Bank Market Making Pre-2008
Before the 2008 financial crisis, large investment banks were the dominant market makers in most asset classes — equities, bonds, derivatives. Bank market makers had large balance sheets, extensive client relationships, and regulatory frameworks designed for banking. Banks took risk as principal market makers, holding inventory and providing liquidity to institutional clients.
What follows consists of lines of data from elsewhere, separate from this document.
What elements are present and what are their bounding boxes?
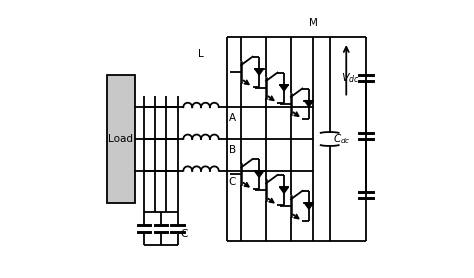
Polygon shape [255, 171, 264, 177]
Text: $V_{dc}$: $V_{dc}$ [341, 71, 359, 85]
Text: A: A [228, 113, 236, 123]
Polygon shape [280, 187, 289, 193]
Text: C: C [180, 229, 188, 239]
Polygon shape [304, 203, 313, 209]
Text: B: B [228, 145, 236, 155]
Text: M: M [309, 18, 318, 28]
Polygon shape [255, 69, 264, 75]
Polygon shape [280, 85, 289, 91]
Text: $C_{dc}$: $C_{dc}$ [333, 132, 351, 146]
Text: Load: Load [109, 134, 133, 144]
Text: C: C [228, 177, 236, 187]
Text: L: L [198, 49, 204, 59]
Polygon shape [304, 101, 313, 107]
FancyBboxPatch shape [107, 75, 135, 203]
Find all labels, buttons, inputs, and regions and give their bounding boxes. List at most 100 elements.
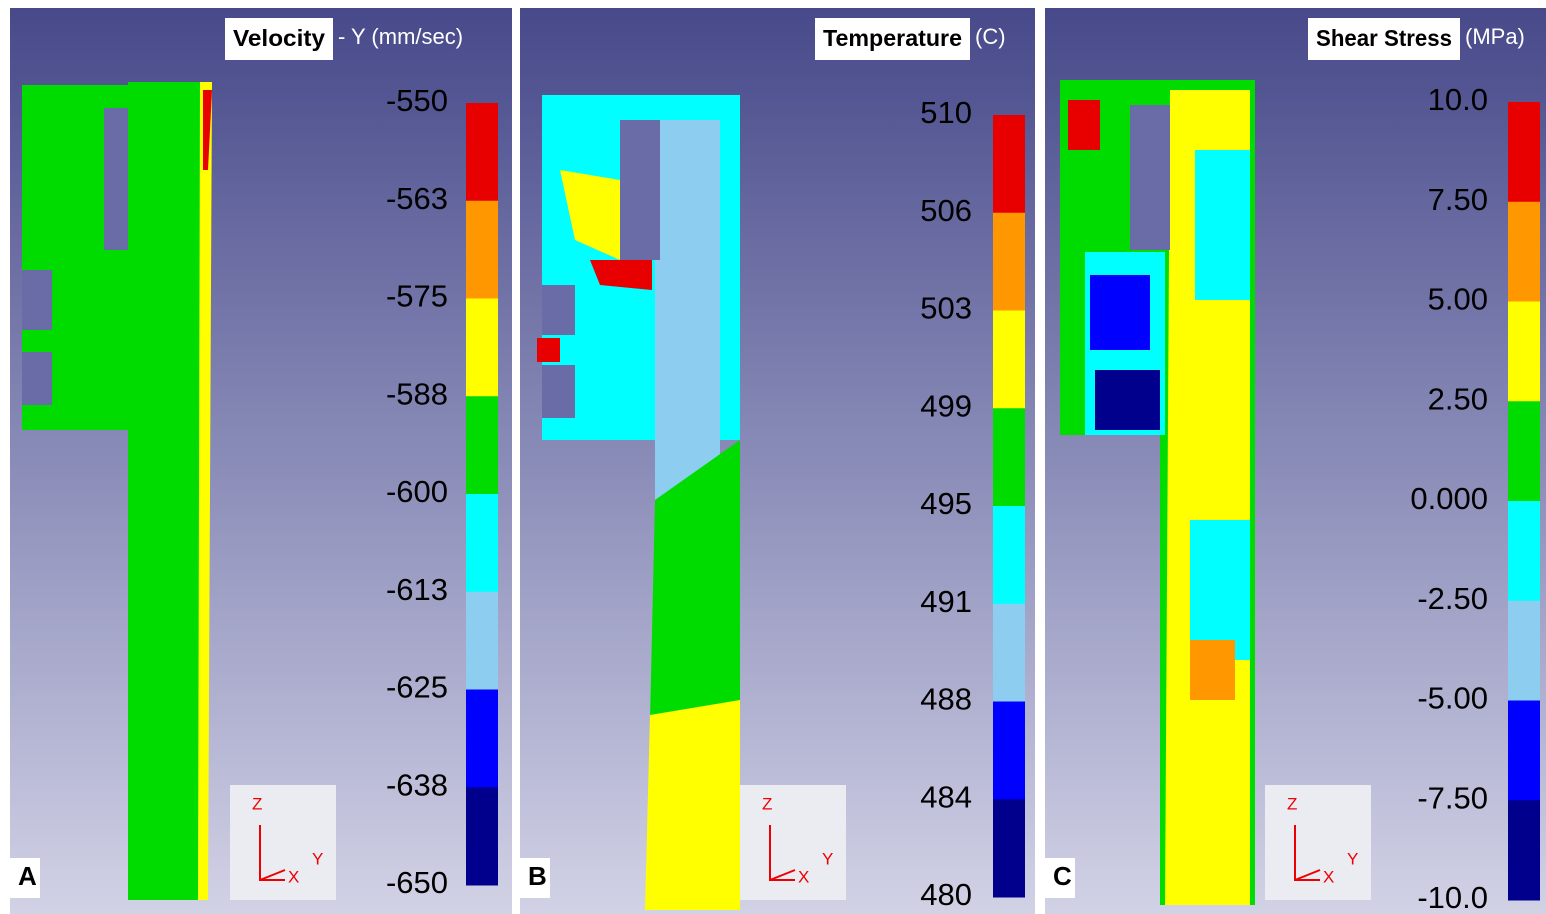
model-region — [1095, 370, 1160, 430]
title-box — [815, 18, 970, 60]
model-region — [1190, 640, 1235, 700]
title-box — [225, 18, 333, 60]
legend-label: -7.50 — [1417, 780, 1488, 815]
legend-label: -2.50 — [1417, 581, 1488, 616]
axis-triad-box — [740, 785, 846, 900]
model-region — [203, 90, 212, 170]
legend-label: 499 — [920, 388, 972, 423]
legend-band — [1508, 800, 1540, 901]
panel: Temperature (C) 510 506 503 499 495 491 488 484 48… — [520, 8, 1035, 914]
panel-letter: C — [1053, 861, 1072, 891]
legend-band — [1508, 501, 1540, 602]
legend-band — [993, 799, 1025, 898]
legend-label: 2.50 — [1428, 381, 1488, 416]
legend-label: 480 — [920, 877, 972, 912]
model-region — [590, 260, 652, 290]
letter-box — [1045, 858, 1075, 898]
legend-band — [466, 494, 498, 593]
legend-label: -563 — [386, 181, 448, 216]
legend-label: -650 — [386, 865, 448, 900]
model-region — [22, 270, 52, 330]
legend-band — [1508, 401, 1540, 502]
axis-y: Y — [822, 849, 833, 868]
axis-triad-box — [1265, 785, 1371, 900]
axis-triad — [259, 825, 286, 881]
legend-label: -613 — [386, 572, 448, 607]
axis-z: Z — [252, 794, 262, 813]
legend-band — [466, 591, 498, 690]
legend-band — [466, 103, 498, 202]
legend-band — [466, 787, 498, 886]
legend-band — [993, 603, 1025, 702]
legend-band — [993, 408, 1025, 507]
title-unit: - Y (mm/sec) — [338, 24, 463, 49]
axis-x: X — [288, 867, 299, 886]
legend-band — [1508, 700, 1540, 801]
model-region — [655, 120, 720, 520]
title: Shear Stress — [1316, 25, 1452, 51]
model-region — [1130, 105, 1170, 250]
legend-band — [466, 200, 498, 299]
legend-label: -600 — [386, 474, 448, 509]
title: Velocity — [233, 25, 325, 51]
legend-label: 506 — [920, 193, 972, 228]
axis-y: Y — [312, 849, 323, 868]
legend-label: -10.0 — [1417, 880, 1488, 914]
legend-band — [466, 298, 498, 397]
model-region — [22, 352, 52, 405]
legend-label: 10.0 — [1428, 82, 1488, 117]
legend-band — [993, 701, 1025, 800]
legend-band — [1508, 301, 1540, 402]
legend-label: -588 — [386, 376, 448, 411]
model-region — [1190, 520, 1250, 660]
model-region — [198, 82, 212, 900]
letter-box — [10, 858, 40, 898]
legend-label: -638 — [386, 767, 448, 802]
model-region — [104, 108, 128, 250]
axis-triad — [769, 825, 796, 881]
panel: Shear Stress (MPa) 10.0 7.50 5.00 2.50 0.000 -2… — [1045, 8, 1546, 914]
title: Temperature — [823, 25, 962, 51]
legend-band — [993, 115, 1025, 214]
legend-band — [466, 689, 498, 788]
title-unit: (C) — [975, 24, 1006, 49]
axis-x: X — [1323, 867, 1334, 886]
model-region — [542, 365, 575, 418]
legend-label: -625 — [386, 670, 448, 705]
legend-band — [466, 396, 498, 495]
letter-box — [520, 858, 550, 898]
legend-label: 503 — [920, 291, 972, 326]
panel-letter: A — [18, 861, 37, 891]
model-region — [645, 700, 740, 910]
legend-label: -5.00 — [1417, 681, 1488, 716]
axis-y: Y — [1347, 849, 1358, 868]
legend-label: 0.000 — [1410, 481, 1488, 516]
legend-label: 7.50 — [1428, 182, 1488, 217]
legend-label: 488 — [920, 682, 972, 717]
model-region — [620, 120, 660, 260]
legend-label: 491 — [920, 584, 972, 619]
model-region — [1195, 150, 1250, 300]
legend-label: -575 — [386, 279, 448, 314]
legend-band — [993, 310, 1025, 409]
legend-label: 510 — [920, 95, 972, 130]
model-region — [542, 285, 575, 335]
legend-band — [1508, 201, 1540, 302]
model-region — [560, 170, 620, 260]
title-unit: (MPa) — [1465, 24, 1525, 49]
legend-band — [1508, 600, 1540, 701]
legend-label: 5.00 — [1428, 282, 1488, 317]
legend-label: 484 — [920, 779, 972, 814]
legend-label: -550 — [386, 83, 448, 118]
legend-band — [993, 212, 1025, 311]
model-region — [650, 440, 740, 720]
axis-triad — [1294, 825, 1321, 881]
legend-band — [993, 506, 1025, 605]
axis-z: Z — [1287, 794, 1297, 813]
legend-label: 495 — [920, 486, 972, 521]
legend-band — [1508, 102, 1540, 203]
axis-triad-box — [230, 785, 336, 900]
axis-x: X — [798, 867, 809, 886]
panel: Velocity - Y (mm/sec) -550 -563 -575 -588 -600… — [10, 8, 512, 914]
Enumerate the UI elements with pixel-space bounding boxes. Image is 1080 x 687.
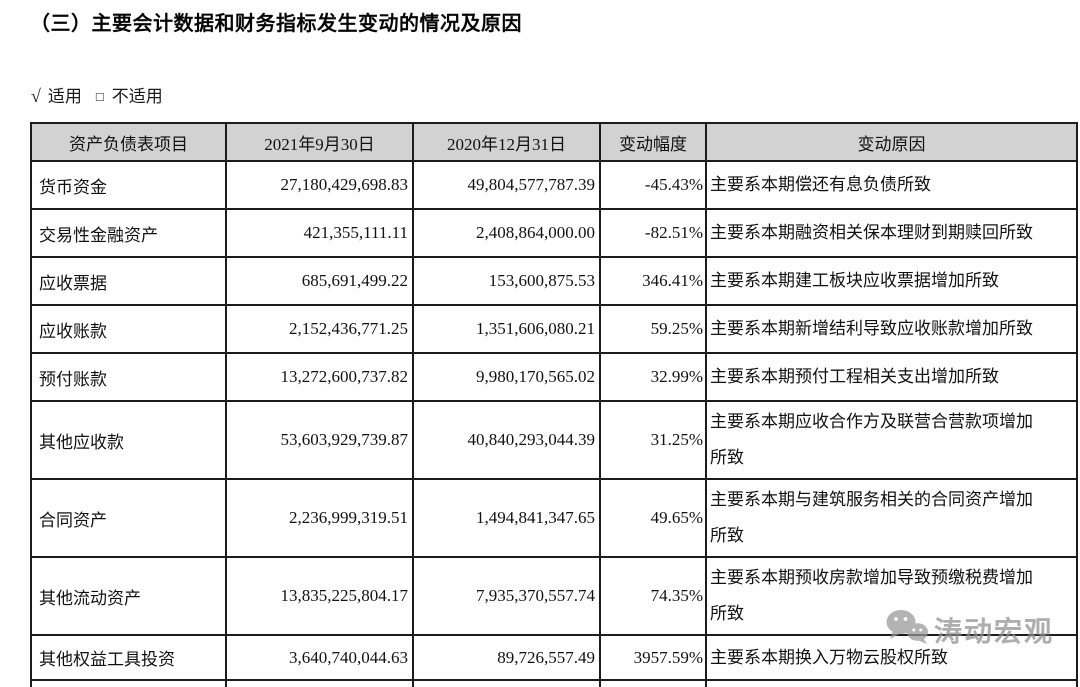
cell-reason: 主要系本期新增结利导致应收账款增加所致 [705,304,1078,354]
table-row: 应收票据 685,691,499.22 153,600,875.53 346.4… [30,256,1078,306]
table-row: 货币资金 27,180,429,698.83 49,804,577,787.39… [30,160,1078,210]
cell-reason: 主要系本期预收房款增加导致预缴税费增加 所致 [705,556,1078,636]
cell-previous: 1,351,606,080.21 [412,304,601,354]
cell-reason: 主要系本期与建筑服务相关的合同资产增加 所致 [705,478,1078,558]
cell-item: 合同资产 [30,478,227,558]
cell-current: 13,272,600,737.82 [225,352,414,402]
cell-previous: 49,804,577,787.39 [412,160,601,210]
cell-item: 应收账款 [30,304,227,354]
cell-previous: 9,980,170,565.02 [412,352,601,402]
table-row: 其他权益工具投资 3,640,740,044.63 89,726,557.49 … [30,634,1078,681]
table-header-row: 资产负债表项目 2021年9月30日 2020年12月31日 变动幅度 变动原因 [30,122,1078,162]
cell-current: 13,835,225,804.17 [225,556,414,636]
cell-previous: 153,600,875.53 [412,256,601,306]
cell-change-pct: 74.35% [599,556,707,636]
cell-current: 53,603,929,739.87 [225,400,414,480]
cell-item: 其他应收款 [30,400,227,480]
cell-previous: 89,726,557.49 [412,634,601,681]
cell-item: 预付账款 [30,352,227,402]
cell-current: 2,152,436,771.25 [225,304,414,354]
cell-change-pct: 3957.59% [599,634,707,681]
cell-reason: 主要系本期融资相关保本理财到期赎回所致 [705,208,1078,258]
cell-current: 27,180,429,698.83 [225,160,414,210]
table-row-clipped [30,679,1078,687]
cell-previous: 7,935,370,557.74 [412,556,601,636]
not-applicable-checkbox: □ [95,89,104,104]
not-applicable-label: 不适用 [111,87,163,106]
cell-reason: 主要系本期应收合作方及联营合营款项增加 所致 [705,400,1078,480]
cell-current: 2,236,999,319.51 [225,478,414,558]
cell-reason: 主要系本期预付工程相关支出增加所致 [705,352,1078,402]
applicable-check-mark: √ [31,86,41,106]
balance-sheet-change-table: 资产负债表项目 2021年9月30日 2020年12月31日 变动幅度 变动原因… [30,122,1078,687]
section-title: （三）主要会计数据和财务指标发生变动的情况及原因 [30,13,522,35]
cell-item: 其他流动资产 [30,556,227,636]
cell-change-pct: -82.51% [599,208,707,258]
cell-current: 685,691,499.22 [225,256,414,306]
cell-current: 3,640,740,044.63 [225,634,414,681]
cell-previous: 40,840,293,044.39 [412,400,601,480]
cell-item: 货币资金 [30,160,227,210]
cell-item: 应收票据 [30,256,227,306]
column-header-reason: 变动原因 [705,122,1078,162]
cell-change-pct: 59.25% [599,304,707,354]
table-row: 预付账款 13,272,600,737.82 9,980,170,565.02 … [30,352,1078,402]
column-header-current-date: 2021年9月30日 [225,122,414,162]
table-row: 其他应收款 53,603,929,739.87 40,840,293,044.3… [30,400,1078,480]
cell-current: 421,355,111.11 [225,208,414,258]
cell-reason: 主要系本期偿还有息负债所致 [705,160,1078,210]
table-row: 交易性金融资产 421,355,111.11 2,408,864,000.00 … [30,208,1078,258]
table-row: 其他流动资产 13,835,225,804.17 7,935,370,557.7… [30,556,1078,636]
applicable-label: 适用 [47,87,82,106]
column-header-previous-date: 2020年12月31日 [412,122,601,162]
cell-change-pct: 346.41% [599,256,707,306]
column-header-item: 资产负债表项目 [30,122,227,162]
applicability-line: √ 适用 □ 不适用 [31,82,163,107]
table-row: 合同资产 2,236,999,319.51 1,494,841,347.65 4… [30,478,1078,558]
cell-item: 交易性金融资产 [30,208,227,258]
cell-item: 其他权益工具投资 [30,634,227,681]
cell-change-pct: 32.99% [599,352,707,402]
cell-reason: 主要系本期换入万物云股权所致 [705,634,1078,681]
cell-change-pct: -45.43% [599,160,707,210]
cell-previous: 1,494,841,347.65 [412,478,601,558]
cell-reason: 主要系本期建工板块应收票据增加所致 [705,256,1078,306]
column-header-change: 变动幅度 [599,122,707,162]
cell-change-pct: 49.65% [599,478,707,558]
table-row: 应收账款 2,152,436,771.25 1,351,606,080.21 5… [30,304,1078,354]
cell-previous: 2,408,864,000.00 [412,208,601,258]
cell-change-pct: 31.25% [599,400,707,480]
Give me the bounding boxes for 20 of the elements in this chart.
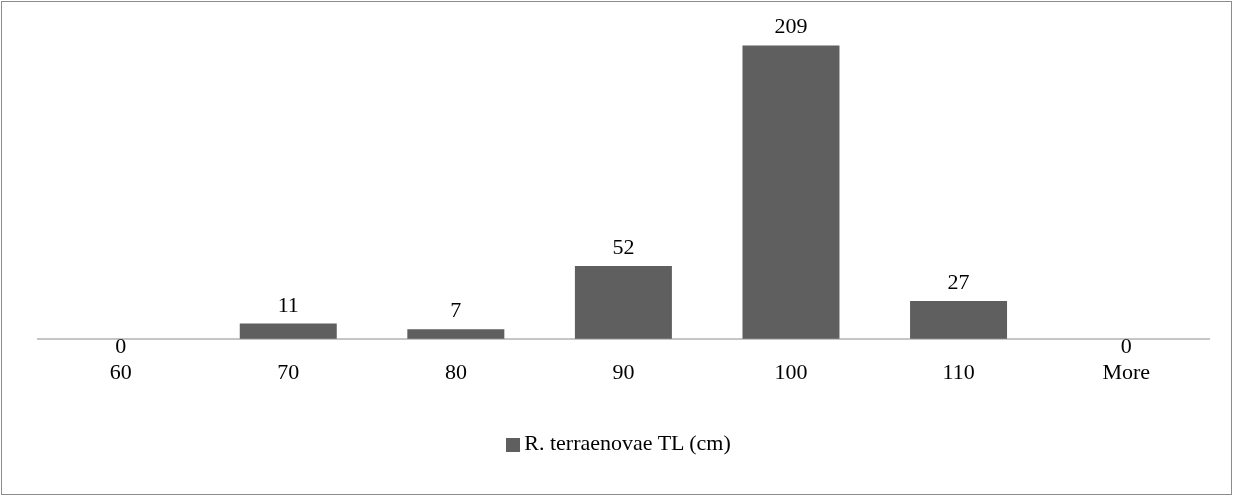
x-tick-label: 60 <box>109 358 132 384</box>
legend-label: R. terraenovae TL (cm) <box>524 430 731 455</box>
bar <box>574 265 672 339</box>
data-label: 0 <box>115 333 127 358</box>
data-label: 11 <box>277 291 299 317</box>
bar <box>239 323 337 339</box>
bar <box>407 329 505 339</box>
data-label: 209 <box>774 13 808 39</box>
x-tick-label: 90 <box>612 358 635 384</box>
data-label: 0 <box>1120 333 1132 358</box>
bar <box>742 45 840 339</box>
x-tick-label: 70 <box>277 358 300 384</box>
data-label: 7 <box>450 297 462 323</box>
x-tick-label: 110 <box>942 358 975 384</box>
data-label: 27 <box>947 269 970 295</box>
data-label: 52 <box>612 233 635 259</box>
x-tick-label: More <box>1102 358 1151 384</box>
x-tick-label: 80 <box>444 358 467 384</box>
bar <box>910 301 1008 339</box>
x-tick-label: 100 <box>774 358 808 384</box>
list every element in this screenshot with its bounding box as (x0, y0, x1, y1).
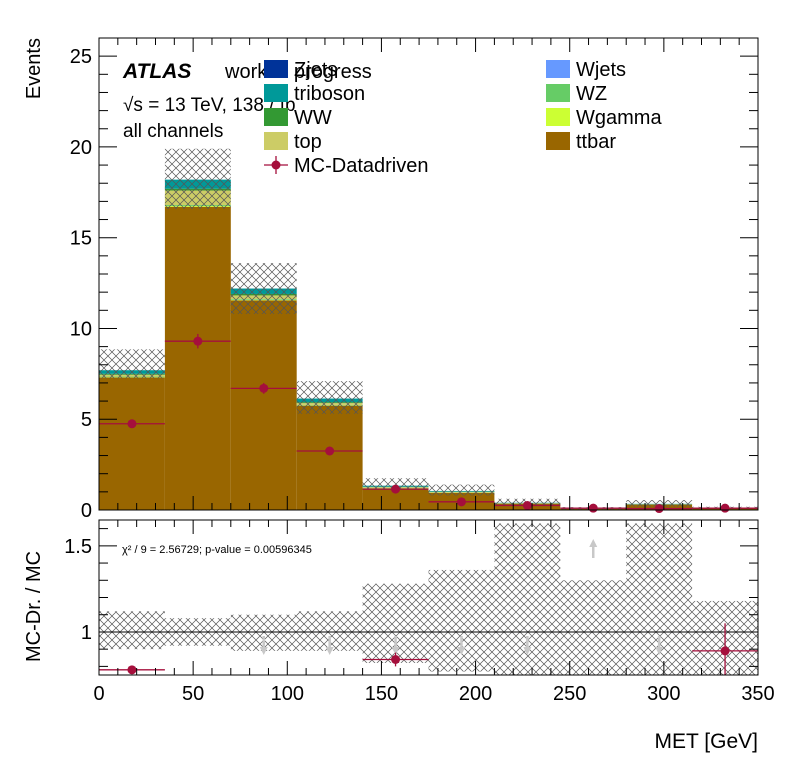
offscale-arrowhead-2 (259, 647, 268, 655)
legend-swatch-wjets (546, 60, 570, 78)
point-0 (127, 419, 137, 429)
main-panel: 0 5 10 15 20 25 Events ATLAS work in progress… (23, 37, 759, 522)
legend-swatch-ww (264, 108, 288, 126)
legend-swatch-zjets (264, 60, 288, 78)
bar-ttbar-4 (362, 488, 429, 510)
uncertainty-bin-4 (362, 478, 429, 491)
legend-label-ttbar: ttbar (576, 131, 616, 153)
point-8 (654, 504, 664, 514)
main-x-axis (98, 38, 759, 510)
ratio-uncertainty-bin-0 (99, 611, 165, 650)
bar-ttbar-1 (164, 206, 231, 511)
ratio-annotation: χ² / 9 = 2.56729; p-value = 0.00596345 (122, 544, 312, 556)
uncertainty-bin-3 (296, 381, 363, 414)
uncertainty-bin-0 (99, 349, 165, 379)
x-tick-label: 300 (647, 683, 680, 705)
legend-swatch-wz (546, 84, 570, 102)
uncertainty-bin-2 (230, 263, 297, 314)
bar-ttbar-0 (99, 377, 165, 510)
ratio-x-axis: 0 50 100 150 200 250 300 350 (93, 520, 775, 705)
ratio-ylabel: MC-Dr. / MC (23, 551, 45, 662)
legend-label-zjets: Zjets (294, 59, 337, 81)
offscale-arrows (259, 539, 664, 655)
ratio-ytick-label: 1.5 (64, 536, 92, 558)
x-tick-label: 200 (459, 683, 492, 705)
atlas-label: ATLAS (122, 60, 191, 83)
offscale-arrowhead-6 (523, 647, 532, 655)
x-tick-label: 50 (182, 683, 204, 705)
uncertainty-bin-1 (164, 148, 231, 209)
legend-label-top: top (294, 131, 322, 153)
main-ytick-label: 20 (70, 137, 92, 159)
x-tick-label: 350 (741, 683, 774, 705)
main-ytick-label: 10 (70, 318, 92, 340)
legend-label-wz: WZ (576, 83, 607, 105)
ratio-uncertainty-bin-5 (428, 569, 495, 672)
main-ytick-label: 0 (81, 500, 92, 522)
point-6 (522, 500, 532, 510)
main-ytick-label: 25 (70, 46, 92, 68)
bar-ttbar-3 (296, 405, 363, 510)
ratio-ytick-label: 1 (81, 622, 92, 644)
main-ylabel: Events (23, 38, 45, 99)
legend-label-wgamma: Wgamma (576, 107, 662, 129)
legend-swatch-ttbar (546, 132, 570, 150)
ratio-points (99, 623, 758, 675)
legend-marker-point (271, 160, 281, 170)
legend-swatch-triboson (264, 84, 288, 102)
ratio-point-4 (391, 655, 401, 664)
x-tick-label: 100 (271, 683, 304, 705)
offscale-arrowhead-8 (655, 647, 664, 655)
legend-label-mc-datadriven: MC-Datadriven (294, 155, 428, 177)
point-1 (193, 336, 203, 346)
main-y-axis: 0 5 10 15 20 25 (70, 37, 758, 522)
x-axis-label: MET [GeV] (655, 730, 758, 753)
x-tick-label: 0 (93, 683, 104, 705)
legend-label-triboson: triboson (294, 83, 365, 105)
channel-label: all channels (123, 121, 223, 142)
point-4 (391, 484, 401, 494)
legend-swatch-top (264, 132, 288, 150)
point-5 (456, 497, 466, 507)
uncertainty-bin-5 (428, 484, 495, 496)
ratio-panel: 11.5 0 50 100 150 200 250 300 350 χ² / 9 = 2.56… (23, 519, 775, 753)
legend-swatch-wgamma (546, 108, 570, 126)
main-ytick-label: 15 (70, 228, 92, 250)
ratio-uncertainty-band (99, 523, 758, 675)
uncertainty-bin-8 (626, 500, 693, 507)
point-7 (588, 503, 598, 513)
ratio-uncertainty-bin-7 (560, 580, 627, 675)
x-tick-label: 150 (365, 683, 398, 705)
ratio-point-0 (127, 665, 137, 675)
energy-label: √s = 13 TeV, 138 / fb (123, 95, 296, 116)
status-label: work in progress (224, 61, 372, 83)
legend-label-ww: WW (294, 107, 332, 129)
offscale-arrowhead-4 (391, 647, 400, 655)
ratio-y-axis: 11.5 (64, 528, 758, 667)
offscale-arrowhead-3 (325, 647, 334, 655)
offscale-arrowhead-7 (589, 539, 598, 547)
point-9 (720, 503, 730, 513)
point-2 (259, 383, 269, 393)
x-tick-label: 250 (553, 683, 586, 705)
point-3 (325, 446, 335, 456)
mc-datadriven-points (99, 333, 758, 514)
legend-label-wjets: Wjets (576, 59, 626, 81)
offscale-arrowhead-5 (457, 647, 466, 655)
bar-ttbar-2 (230, 300, 297, 510)
ratio-point-9 (720, 646, 730, 656)
main-ytick-label: 5 (81, 409, 92, 431)
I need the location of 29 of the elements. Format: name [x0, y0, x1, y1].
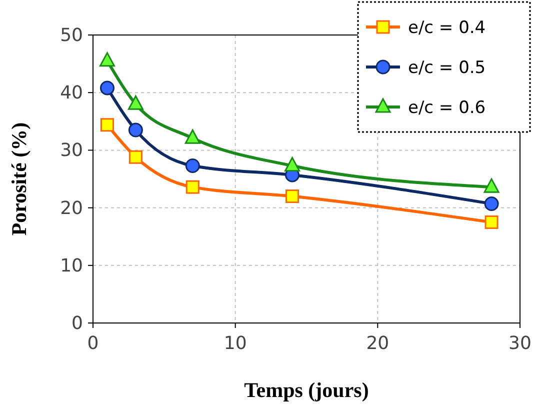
point — [128, 122, 143, 138]
point — [484, 178, 500, 193]
x-tick-label: 10 — [224, 333, 247, 354]
point — [484, 196, 499, 212]
x-tick-label: 0 — [87, 333, 99, 354]
x-axis-title: Temps (jours) — [244, 378, 369, 402]
point — [128, 150, 142, 164]
point — [284, 157, 300, 172]
point — [100, 118, 114, 132]
x-tick-label: 20 — [366, 333, 390, 354]
y-tick-label: 10 — [60, 255, 83, 276]
y-tick-label: 30 — [60, 140, 83, 162]
legend-label: e/c = 0.4 — [408, 18, 486, 38]
y-tick-label: 40 — [60, 82, 83, 104]
point — [100, 80, 114, 96]
y-tick-label: 20 — [60, 198, 83, 219]
point — [484, 215, 498, 229]
point — [99, 52, 115, 67]
y-tick-label: 50 — [60, 25, 83, 46]
point — [186, 180, 200, 194]
point — [184, 129, 200, 144]
point — [286, 190, 300, 204]
legend-label: e/c = 0.6 — [408, 98, 486, 118]
y-tick-label: 0 — [72, 313, 83, 334]
legend-label: e/c = 0.5 — [408, 58, 486, 78]
point — [128, 95, 144, 110]
point — [185, 158, 200, 173]
x-tick-label: 30 — [508, 333, 532, 354]
y-axis-title: Porosité (%) — [7, 122, 31, 236]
Post-2008 Regulatory Changes
Dodd-Frank and Basel III substantially increased the capital and liquidity requirements for banks, particularly for trading activities. The Volcker Rule restricted bank proprietary trading. These requirements made traditional bank market-making more expensive, creating opportunities for non-bank market makers like Citadel Securities to expand into markets where banks reduced activity.
Non-Bank Advantages
Non-bank market makers like Citadel Securities have structural advantages over bank market makers: they are not subject to bank capital requirements, can operate with different leverage structures, have no deposit-taking obligations, and can focus exclusively on market-making efficiency without the regulatory burden of banking. These advantages allowed Citadel to gain market share as banks retreated.
Regulatory Asymmetry
The fundamental concern about non-bank market makers is regulatory asymmetry: they can engage in activities similar to banks — providing liquidity, taking market risk at scale, operating with significant leverage — without being subject to equivalent regulatory requirements. This asymmetry may create systemic risk that is not adequately managed by existing frameworks.